Careers: Downturn? What Economic Downturn?
The hiring outlook for early 2008 looks as solid as ever, with double-digit IT job growth forecast by at least one industry watcher
Leading economic indicators might look dour and some market-watchers -- Gartner Inc. among them -- continue to forecast economic tumult in the coming year. However, all is not lost. In fact, IT staffing specialist Robert Half says the hiring outlook for the first quarter of 2008 looks as solid as ever.
According to the company, fully 13 percent of CIOs plan to add IT staff in Q1 of 2008, while just three percent anticipate reducing personnel. To be sure, the net increase in jobs (10 percent) is down a bit from the previous quarter (12 percent), but it’s still double-digit growth. What’s more, nearly 82 percent of respondents don’t anticipate making any changes to their staffing levels over the next three months.
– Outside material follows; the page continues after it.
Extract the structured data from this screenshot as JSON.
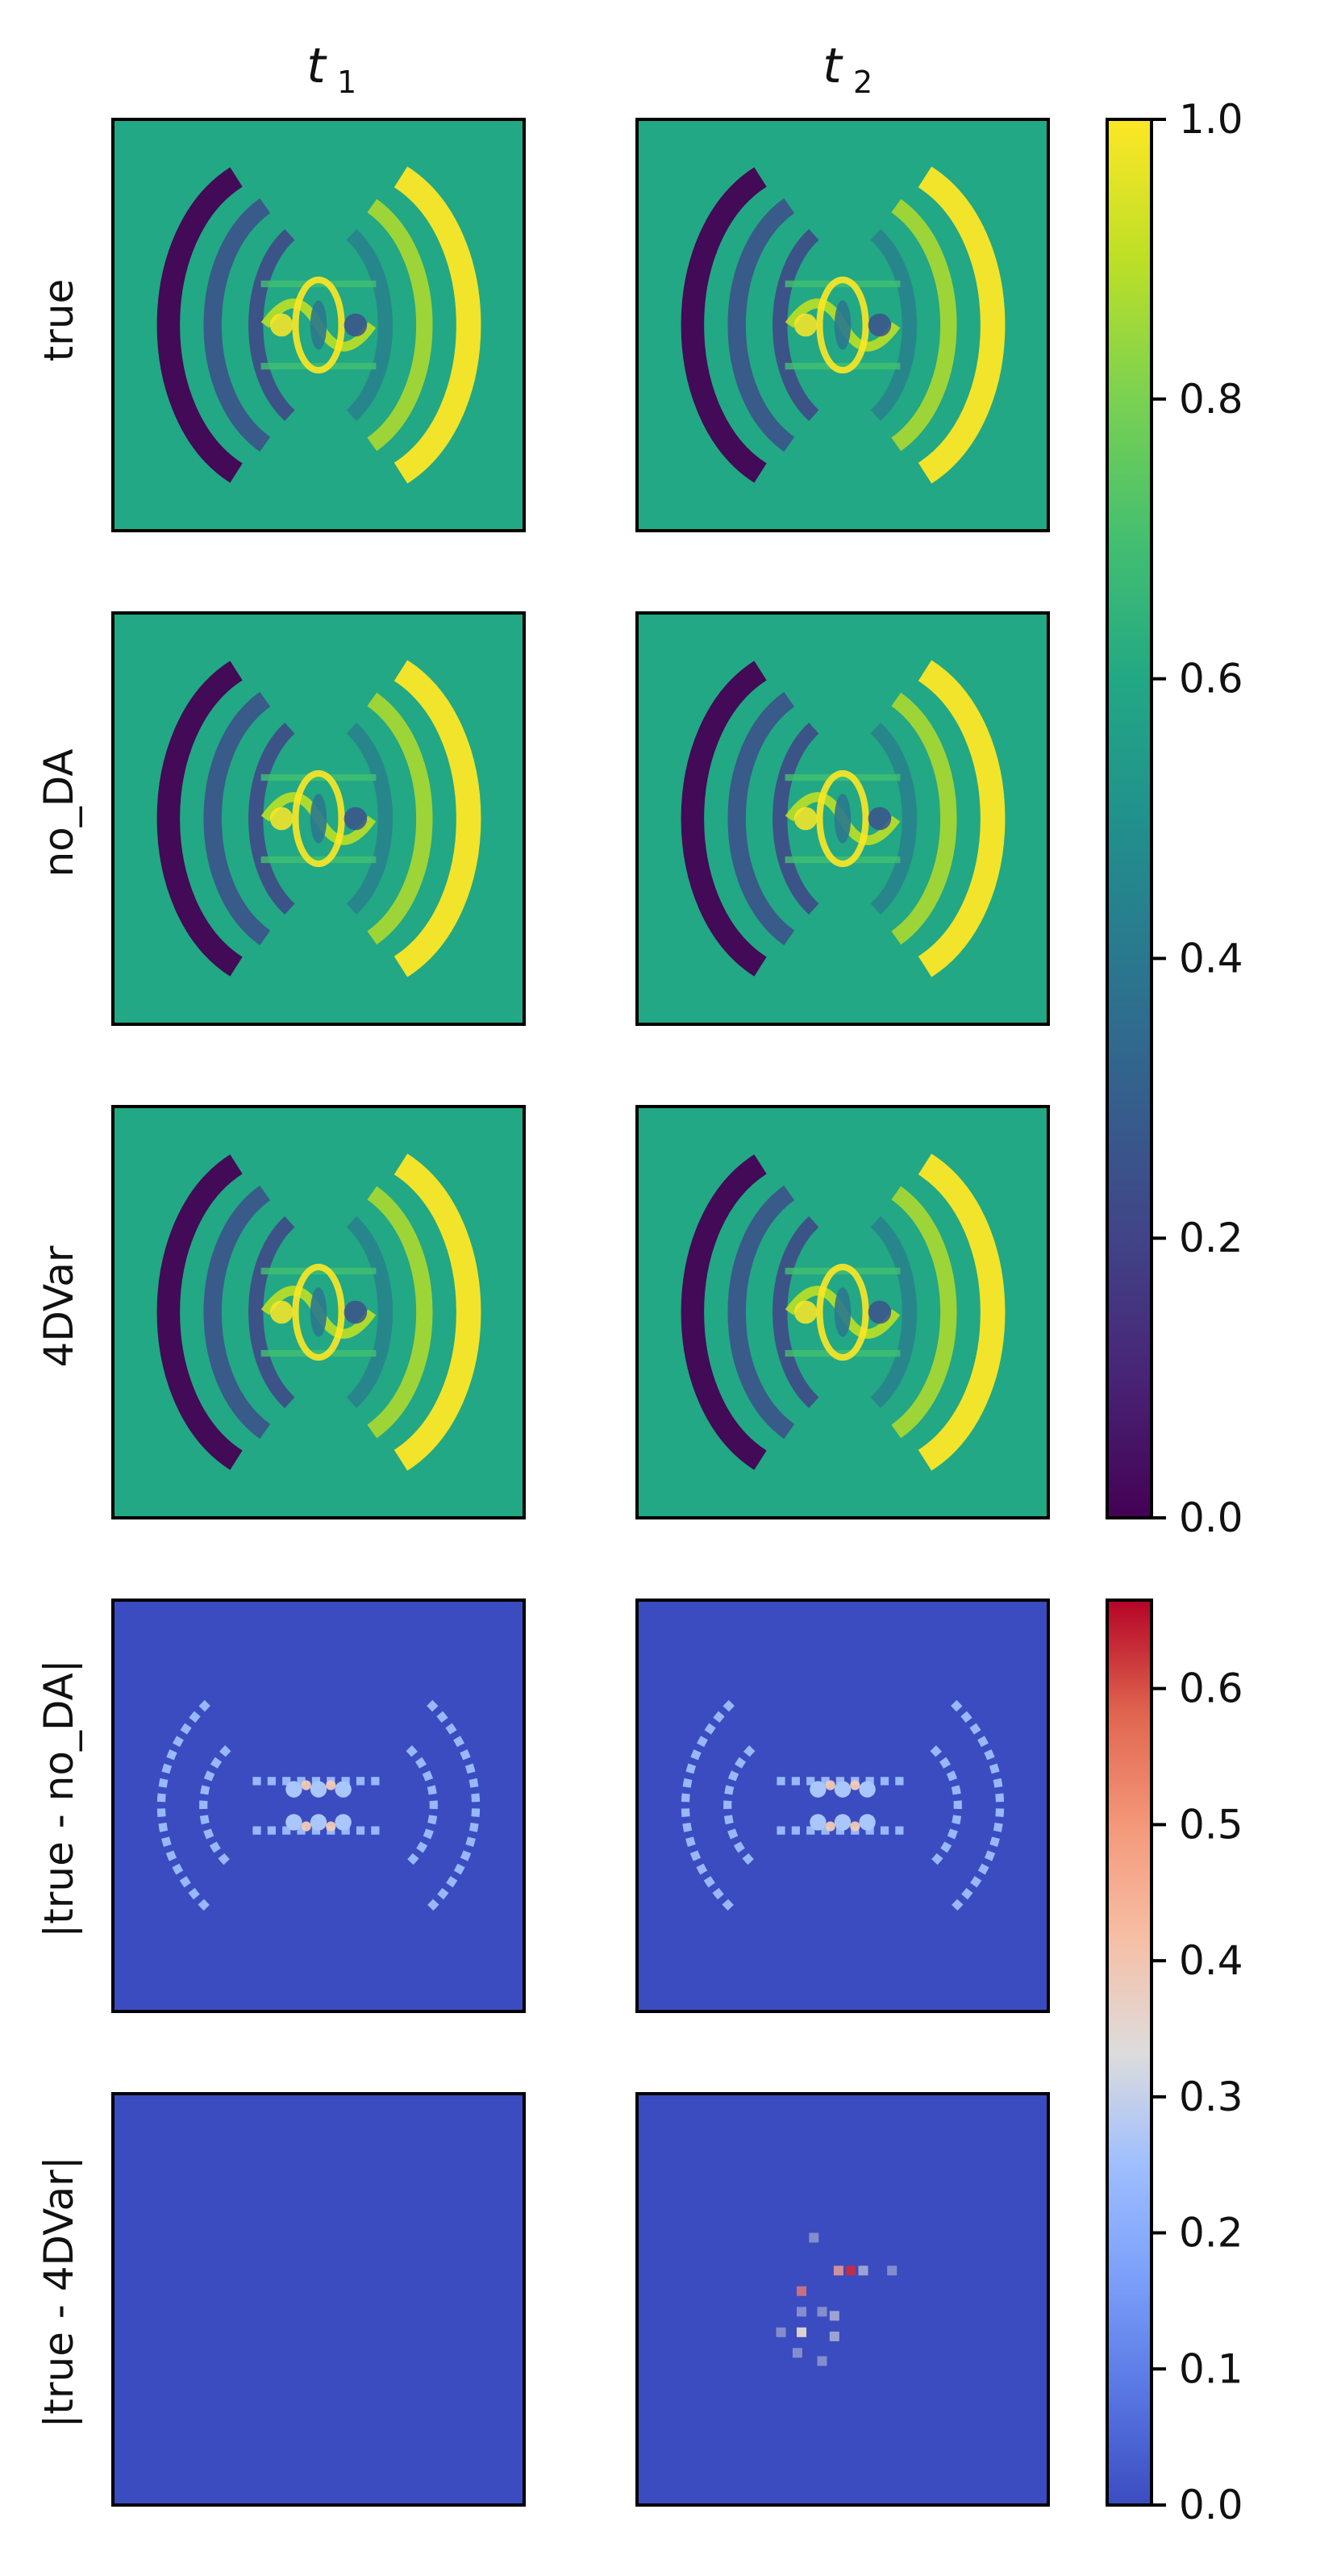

Every quarter, Robert Half Technology takes the pulse of the North American IT job market, surveying more than 1,400 CIOs to get a feel for their hiring plans in the coming quarter. This time around, the IT staffing specialist identified a few encouraging trends. In Q1 of 2008, as in previous quarters, business growth will continue to be a big driver, with 27 percent of CIOs citing business growth as a key reason they expect to expand their IT departments.
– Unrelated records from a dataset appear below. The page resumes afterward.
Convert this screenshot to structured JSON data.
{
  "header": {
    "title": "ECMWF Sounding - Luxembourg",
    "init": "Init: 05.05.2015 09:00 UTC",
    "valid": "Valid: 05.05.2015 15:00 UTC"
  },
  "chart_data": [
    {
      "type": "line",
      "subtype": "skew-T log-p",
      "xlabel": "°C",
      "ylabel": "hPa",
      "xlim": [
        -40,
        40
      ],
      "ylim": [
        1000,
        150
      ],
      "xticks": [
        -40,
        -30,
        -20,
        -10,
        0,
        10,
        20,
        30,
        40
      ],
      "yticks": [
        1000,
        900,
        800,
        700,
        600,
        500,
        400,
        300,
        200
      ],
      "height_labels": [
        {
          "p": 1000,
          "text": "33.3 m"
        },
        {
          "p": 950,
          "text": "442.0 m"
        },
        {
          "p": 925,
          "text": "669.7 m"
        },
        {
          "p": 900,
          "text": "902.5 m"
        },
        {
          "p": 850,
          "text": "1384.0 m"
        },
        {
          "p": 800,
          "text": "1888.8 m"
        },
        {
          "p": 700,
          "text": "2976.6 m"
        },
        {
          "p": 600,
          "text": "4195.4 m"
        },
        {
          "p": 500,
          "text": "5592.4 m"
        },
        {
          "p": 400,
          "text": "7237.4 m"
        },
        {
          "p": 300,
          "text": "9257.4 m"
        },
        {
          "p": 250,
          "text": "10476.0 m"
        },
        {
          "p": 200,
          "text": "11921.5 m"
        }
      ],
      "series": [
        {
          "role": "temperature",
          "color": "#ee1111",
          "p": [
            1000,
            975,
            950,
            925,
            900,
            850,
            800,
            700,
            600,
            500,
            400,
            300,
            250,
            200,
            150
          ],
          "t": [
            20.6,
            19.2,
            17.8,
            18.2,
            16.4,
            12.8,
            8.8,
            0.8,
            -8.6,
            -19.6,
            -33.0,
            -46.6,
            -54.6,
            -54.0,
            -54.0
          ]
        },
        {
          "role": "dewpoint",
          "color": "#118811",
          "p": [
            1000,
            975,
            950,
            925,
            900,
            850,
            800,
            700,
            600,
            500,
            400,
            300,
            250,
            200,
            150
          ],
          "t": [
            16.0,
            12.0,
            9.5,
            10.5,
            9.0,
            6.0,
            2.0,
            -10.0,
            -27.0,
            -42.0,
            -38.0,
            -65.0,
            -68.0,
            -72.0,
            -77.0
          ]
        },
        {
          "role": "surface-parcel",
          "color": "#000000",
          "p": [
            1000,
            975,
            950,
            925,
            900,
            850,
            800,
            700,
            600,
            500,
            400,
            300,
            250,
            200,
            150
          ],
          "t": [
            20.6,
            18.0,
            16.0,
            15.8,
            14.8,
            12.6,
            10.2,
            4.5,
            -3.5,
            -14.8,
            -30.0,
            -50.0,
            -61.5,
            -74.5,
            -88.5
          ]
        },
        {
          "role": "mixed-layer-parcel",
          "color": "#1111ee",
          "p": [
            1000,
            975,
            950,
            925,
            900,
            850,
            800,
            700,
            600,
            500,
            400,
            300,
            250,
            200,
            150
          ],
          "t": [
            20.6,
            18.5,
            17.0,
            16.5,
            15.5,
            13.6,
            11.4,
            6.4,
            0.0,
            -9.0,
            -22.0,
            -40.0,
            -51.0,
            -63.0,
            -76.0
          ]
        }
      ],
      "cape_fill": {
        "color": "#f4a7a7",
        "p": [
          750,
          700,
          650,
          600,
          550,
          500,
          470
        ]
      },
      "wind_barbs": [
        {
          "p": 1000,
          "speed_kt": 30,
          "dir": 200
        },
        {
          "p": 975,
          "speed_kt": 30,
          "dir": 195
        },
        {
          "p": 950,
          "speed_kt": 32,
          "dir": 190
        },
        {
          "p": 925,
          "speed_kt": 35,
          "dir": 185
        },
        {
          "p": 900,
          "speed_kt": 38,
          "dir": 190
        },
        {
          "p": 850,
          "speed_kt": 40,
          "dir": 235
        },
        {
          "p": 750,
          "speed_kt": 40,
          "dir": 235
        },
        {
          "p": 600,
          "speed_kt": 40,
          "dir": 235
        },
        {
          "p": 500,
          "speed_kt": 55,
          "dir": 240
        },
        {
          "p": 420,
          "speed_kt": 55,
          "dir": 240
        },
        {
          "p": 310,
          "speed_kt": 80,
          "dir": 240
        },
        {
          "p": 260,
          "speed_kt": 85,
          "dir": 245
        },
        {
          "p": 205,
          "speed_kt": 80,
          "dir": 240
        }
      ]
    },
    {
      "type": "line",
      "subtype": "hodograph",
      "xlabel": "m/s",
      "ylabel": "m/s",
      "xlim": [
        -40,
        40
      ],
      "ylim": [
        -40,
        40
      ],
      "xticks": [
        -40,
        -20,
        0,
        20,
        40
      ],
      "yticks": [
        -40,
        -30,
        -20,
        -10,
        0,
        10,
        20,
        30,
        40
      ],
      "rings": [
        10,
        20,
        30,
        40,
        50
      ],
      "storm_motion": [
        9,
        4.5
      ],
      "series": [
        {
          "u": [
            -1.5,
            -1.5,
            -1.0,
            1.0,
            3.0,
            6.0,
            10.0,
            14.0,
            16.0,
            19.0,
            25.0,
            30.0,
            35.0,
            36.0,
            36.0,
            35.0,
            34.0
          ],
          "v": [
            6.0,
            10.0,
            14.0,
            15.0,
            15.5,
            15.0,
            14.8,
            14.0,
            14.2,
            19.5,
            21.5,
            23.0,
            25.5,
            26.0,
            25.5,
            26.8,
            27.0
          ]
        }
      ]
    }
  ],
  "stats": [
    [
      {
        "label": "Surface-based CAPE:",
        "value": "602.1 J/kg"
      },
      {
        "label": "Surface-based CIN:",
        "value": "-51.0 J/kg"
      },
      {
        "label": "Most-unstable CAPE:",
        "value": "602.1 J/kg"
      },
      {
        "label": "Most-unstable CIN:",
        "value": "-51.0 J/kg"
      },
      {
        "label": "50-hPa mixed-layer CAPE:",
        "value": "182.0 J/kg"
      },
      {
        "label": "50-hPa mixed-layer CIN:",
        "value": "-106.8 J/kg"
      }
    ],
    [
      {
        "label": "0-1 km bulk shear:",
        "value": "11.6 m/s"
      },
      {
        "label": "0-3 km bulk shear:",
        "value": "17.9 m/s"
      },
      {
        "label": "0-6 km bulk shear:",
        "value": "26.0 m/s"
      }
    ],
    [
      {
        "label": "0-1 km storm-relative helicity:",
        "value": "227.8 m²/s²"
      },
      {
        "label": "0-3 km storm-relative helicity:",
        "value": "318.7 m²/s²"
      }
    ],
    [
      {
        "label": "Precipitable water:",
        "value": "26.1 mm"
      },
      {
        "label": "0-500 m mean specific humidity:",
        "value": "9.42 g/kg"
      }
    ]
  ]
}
Elsewhere, Robert Half says, CIOs identified burgeoning customer and/or end-user support requirements (20 percent), along with system migration needs (19 percent), as key hiring factors. In most cases, economic uncertainty doesn’t seem to have hampered the new development or IT spending plans of many North American enterprises, the firm reports. "Companies are investing in a range of technology initiatives, including Web 2.0 development, wireless communication, and network security," said Katherine Spencer Lee, executive director of Robert Half Technology, in a statement. "Firms recruiting IT professionals to support these projects are looking for talent with the right mix of technical expertise, industry-specific experience, and soft skills."
Windows, Network Admin Skills In Demand
As usual, Windows administration is the most sought-after technical skill set in IT departments, according to an overwhelming majority (nearly 75 percent) of CIOs polled. Other in-demand skills include network administration (specifically those with Cisco and Nortel expertise), which was cited by 70 percent of respondents; database management (with Oracle and Microsoft SQL Server in the spotlight), which was mentioned by 59 percent; and firewall administration, which was identified by 54 percent of respondents.
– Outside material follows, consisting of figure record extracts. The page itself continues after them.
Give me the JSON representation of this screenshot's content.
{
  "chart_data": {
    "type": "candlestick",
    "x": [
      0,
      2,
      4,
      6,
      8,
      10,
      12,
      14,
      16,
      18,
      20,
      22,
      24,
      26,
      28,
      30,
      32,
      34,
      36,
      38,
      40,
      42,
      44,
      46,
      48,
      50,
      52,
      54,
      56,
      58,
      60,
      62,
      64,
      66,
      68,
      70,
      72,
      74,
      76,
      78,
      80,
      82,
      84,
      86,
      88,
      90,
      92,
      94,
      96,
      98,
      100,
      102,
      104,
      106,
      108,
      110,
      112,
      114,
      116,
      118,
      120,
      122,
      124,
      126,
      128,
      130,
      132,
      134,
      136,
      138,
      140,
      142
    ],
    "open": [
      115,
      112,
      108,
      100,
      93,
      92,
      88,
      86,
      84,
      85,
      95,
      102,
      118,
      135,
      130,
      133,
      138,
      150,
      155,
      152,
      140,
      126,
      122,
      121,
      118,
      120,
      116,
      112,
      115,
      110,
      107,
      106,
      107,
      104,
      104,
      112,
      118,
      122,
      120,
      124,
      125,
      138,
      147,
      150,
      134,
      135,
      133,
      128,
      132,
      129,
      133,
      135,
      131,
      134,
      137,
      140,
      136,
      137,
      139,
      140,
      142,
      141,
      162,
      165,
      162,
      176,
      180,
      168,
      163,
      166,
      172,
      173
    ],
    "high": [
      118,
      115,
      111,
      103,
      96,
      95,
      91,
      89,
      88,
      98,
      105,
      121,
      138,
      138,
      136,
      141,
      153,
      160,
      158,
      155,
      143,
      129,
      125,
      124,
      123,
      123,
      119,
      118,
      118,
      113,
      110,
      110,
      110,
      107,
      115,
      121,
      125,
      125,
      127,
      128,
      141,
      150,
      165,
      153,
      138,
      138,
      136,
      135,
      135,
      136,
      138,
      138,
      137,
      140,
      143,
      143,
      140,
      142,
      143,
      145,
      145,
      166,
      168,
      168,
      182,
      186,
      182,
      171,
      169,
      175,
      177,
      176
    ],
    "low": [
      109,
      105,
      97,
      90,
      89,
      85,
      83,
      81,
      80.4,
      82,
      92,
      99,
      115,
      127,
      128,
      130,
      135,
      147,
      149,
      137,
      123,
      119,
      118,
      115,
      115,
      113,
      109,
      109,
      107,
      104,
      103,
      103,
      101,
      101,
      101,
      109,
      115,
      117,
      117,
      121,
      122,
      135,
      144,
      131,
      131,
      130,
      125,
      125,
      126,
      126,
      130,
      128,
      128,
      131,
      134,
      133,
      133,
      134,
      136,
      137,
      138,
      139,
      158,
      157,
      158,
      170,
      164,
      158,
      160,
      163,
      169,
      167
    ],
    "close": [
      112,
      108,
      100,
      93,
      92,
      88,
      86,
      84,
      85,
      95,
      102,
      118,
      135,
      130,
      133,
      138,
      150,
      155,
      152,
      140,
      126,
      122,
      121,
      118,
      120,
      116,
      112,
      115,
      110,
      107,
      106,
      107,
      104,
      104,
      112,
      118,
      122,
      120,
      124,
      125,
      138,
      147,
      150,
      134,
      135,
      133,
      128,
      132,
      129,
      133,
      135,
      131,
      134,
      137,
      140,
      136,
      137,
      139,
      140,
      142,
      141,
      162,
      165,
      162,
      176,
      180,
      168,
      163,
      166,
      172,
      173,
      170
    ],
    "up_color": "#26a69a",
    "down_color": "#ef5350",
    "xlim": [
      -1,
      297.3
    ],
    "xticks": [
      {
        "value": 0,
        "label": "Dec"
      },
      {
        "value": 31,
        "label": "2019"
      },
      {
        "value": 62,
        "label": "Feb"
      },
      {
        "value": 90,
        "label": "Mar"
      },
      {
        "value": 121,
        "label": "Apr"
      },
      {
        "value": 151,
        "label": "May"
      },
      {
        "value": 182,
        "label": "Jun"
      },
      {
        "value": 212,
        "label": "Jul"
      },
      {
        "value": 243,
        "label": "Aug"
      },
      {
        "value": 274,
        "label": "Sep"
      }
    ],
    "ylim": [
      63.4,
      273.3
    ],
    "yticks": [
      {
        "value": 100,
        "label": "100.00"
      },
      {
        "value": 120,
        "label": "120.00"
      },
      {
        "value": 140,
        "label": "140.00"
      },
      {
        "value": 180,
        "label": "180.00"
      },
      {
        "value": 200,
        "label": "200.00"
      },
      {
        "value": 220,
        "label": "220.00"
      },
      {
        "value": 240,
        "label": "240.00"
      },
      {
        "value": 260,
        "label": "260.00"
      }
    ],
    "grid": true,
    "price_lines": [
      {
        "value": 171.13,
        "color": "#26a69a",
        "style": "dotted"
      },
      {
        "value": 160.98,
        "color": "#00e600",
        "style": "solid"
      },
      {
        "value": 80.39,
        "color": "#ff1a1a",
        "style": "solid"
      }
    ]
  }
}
For the second quarter running, nearly one-fifth (19 percent) of CIOs said networking was the job category experiencing the most growth. Other high-growth job categories include help desk/end-user support (at 14 percent) and application development (at 12 percent).
Surprisingly, the mid-Atlantic region -- and not traditional hiring hotbeds such as the Southeast or Southwest -- is poised to benefit the most from any expansion in hiring activity: 20 percent of executives in this region expect to add IT staff, while just three percent forecast personnel cutbacks; that makes for a net 17 percent hiring increase. "Web developers are in particular demand in the region, as companies require engineers to launch new online initiatives and enhance existing applications," Lee reports.
Elsewhere, the West South Central region should also record strong employment gains. A whopping 16 percent of CIOs in these states expect to expand their IT departments, while none anticipates staffing reductions.
"Businesses in the area are investing in systems and application upgrades, which is creating a need for additional IT staff,'' says Lee.
Finally, hiring tends to fluctuate by industry. Executives in the business services sector are most optimistic about hiring in the next quarter, according to Robert Half; fully 20 percent of CIOs in this category expect to add IT staff, while just two percent anticipate cutbacks.
Other hot industries include the finance, insurance, and real estate (with a projected 16 percent increase in staffing levels), and the transportation sector, where CIOs expect a 14 percent increase.